Long before the Kashoggi, the prince launched Vision2030, a strategic plan to diversify and modernize its economy by building sustainable alternate revenue sources through technological innovation, for which next week’s Future Initiatives conference was to be a key building block.
The jewel in that crown is NEOM, the proposed $500 billion new city to be built for a future of renewable energy, artificial intelligence, science, robotics, entertainment and tourism. What tech partners will build it now?
Do take the time to watch this absurd promo video for NEOM and think of the women, journalists, bloggers, and dissidents in prison—some of whom will die there. The routine beheadings. Think of Jamal Khashoggi of the Washington Post.
The senior management of Amazon, Apple, and Google certainly will.
Saudi Future Investment conference in tatters
The Saudi Future Investment Initiatives conference now lies in tatters, as the world’s corporate and political titans abandoned it last week.
All for a bone saw.
Trump will stick with Saudi Arabia, and global industry may continue to sell its wares to the kingdom.

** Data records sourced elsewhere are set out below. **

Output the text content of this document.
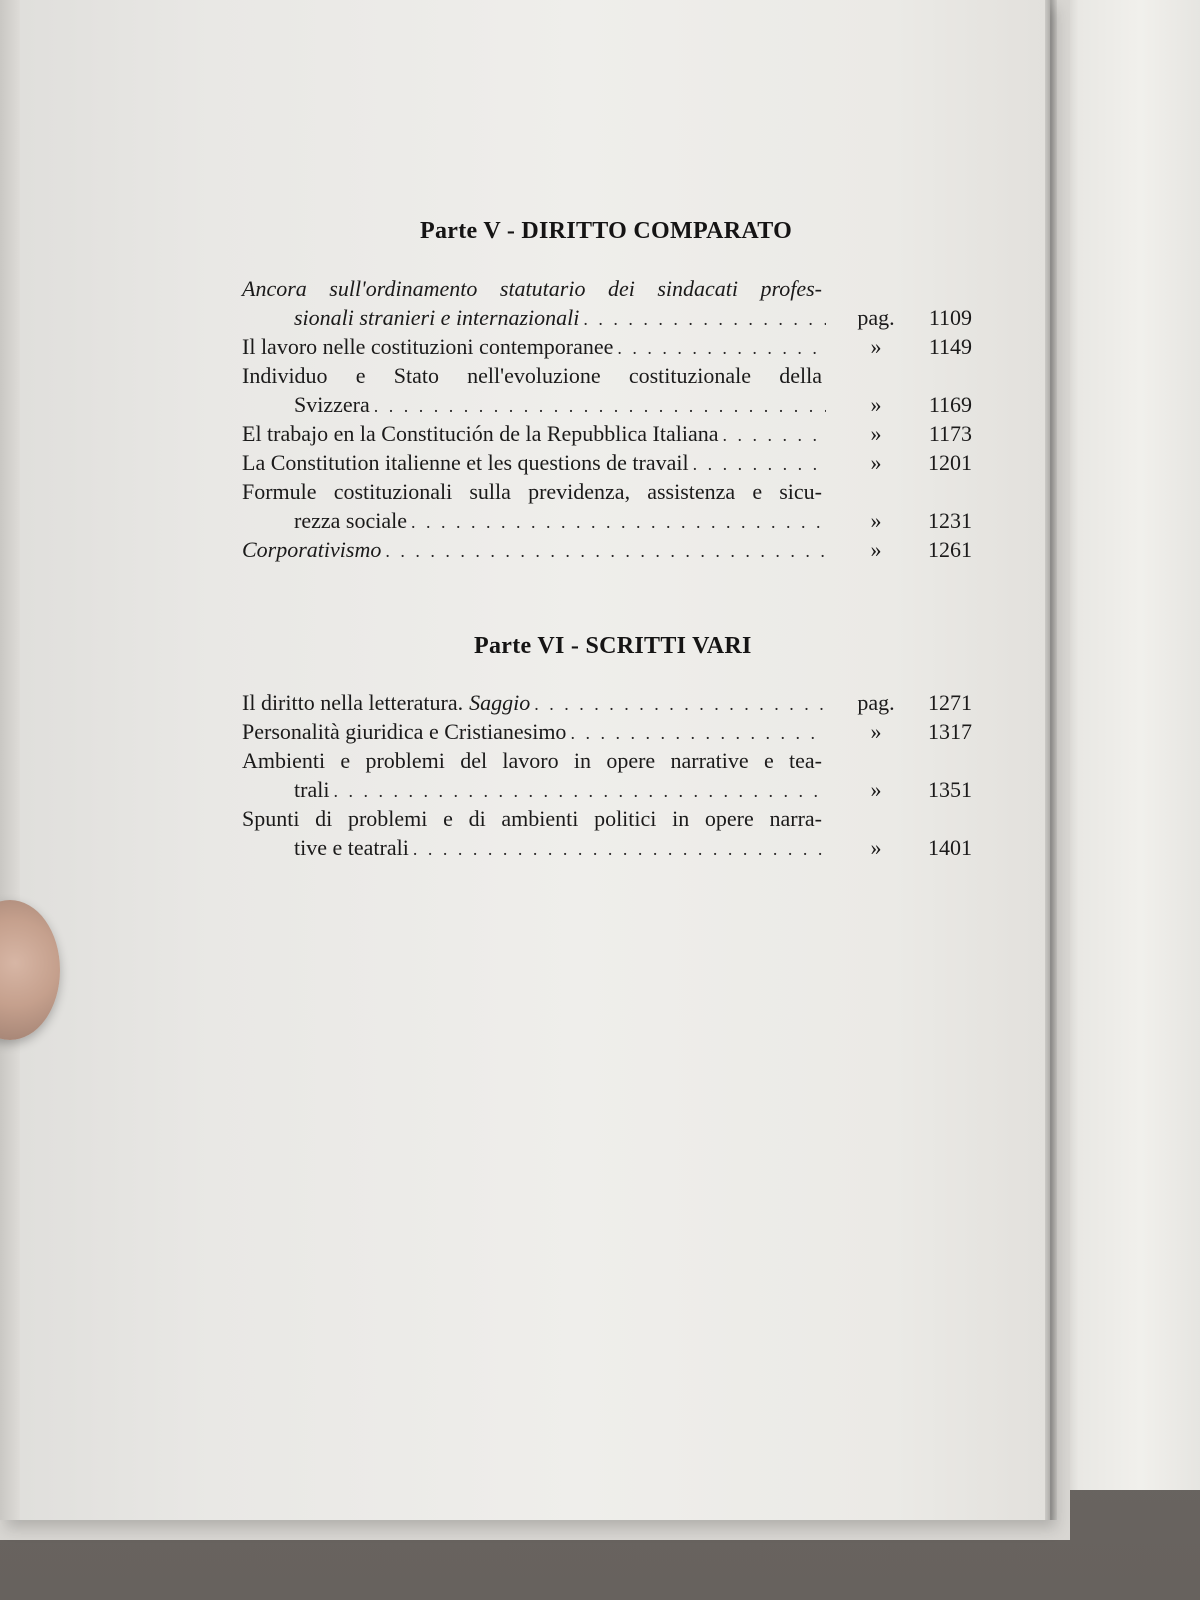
Parte V - DIRITTO COMPARATO
Ancora sull'ordinamento statutario dei sindacati profes-
sionali stranieri e internazionali . . .	pag.	1109
Il lavoro nelle costituzioni contemporanee . . .	»	1149
Individuo e Stato nell'evoluzione costituzionale della
Svizzera . . .	»	1169
El trabajo en la Constitución de la Repubblica Italiana . . .	»	1173
La Constitution italienne et les questions de travail . . .	»	1201
Formule costituzionali sulla previdenza, assistenza e sicu-
rezza sociale . . .	»	1231
Corporativismo . . .	»	1261
Parte VI - SCRITTI VARI
Il diritto nella letteratura. Saggio . . .	pag.	1271
Personalità giuridica e Cristianesimo . . .	»	1317
Ambienti e problemi del lavoro in opere narrative e tea-
trali . . .	»	1351
Spunti di problemi e di ambienti politici in opere narra-
tive e teatrali . . .	»	1401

Yet the litmus test won't be whether the global business community continues to take the Saudi money that has bought influence for decades (it will), but whether it will invest its own assets in a lawless state governed by a lunatic. Because there’s one thing the world can be sure of now: we haven’t seen the worst of Mohammed bin Salman.
No one foresaw the putsch that ousted MBS’s predecessor from the line of succession to the ailing King Salman. The widely respected Prince Mohammed bin Nayef was removed in June, 2017, just weeks after Donald Trump’s visit to the kingdom, and has effectively been under house arrest since.
How long will it be before powerful interests within and without the country deliver a similar (or worse) fate to the mad prince? Close observers don't offer much hope, noting that the prince's rivals have been effectively neutralized, and the aging King Salman probably cannot act.
Yet if the global business community does not buy in to the Saudi Vision2030 plan, if oil prices don't rise, if capital investment continues to atrophy, and the war in Yemen continues, the implications for regional stability are ominous.
And that's without factoring the volatility of Wahhabi extremism that was the source of the 9/11 attacks on America. Mohammed Bin Salman has eviscerated and weakened the Saudi government's counter-terrorism apparatus, in his efforts to eliminate the influence of the crown prince he supplanted, Mohammed bin Nayef.
So watch this space.
How long Prince MBS can last is anybody's guess.
Whatever comes next, his enablers have signed their names to it.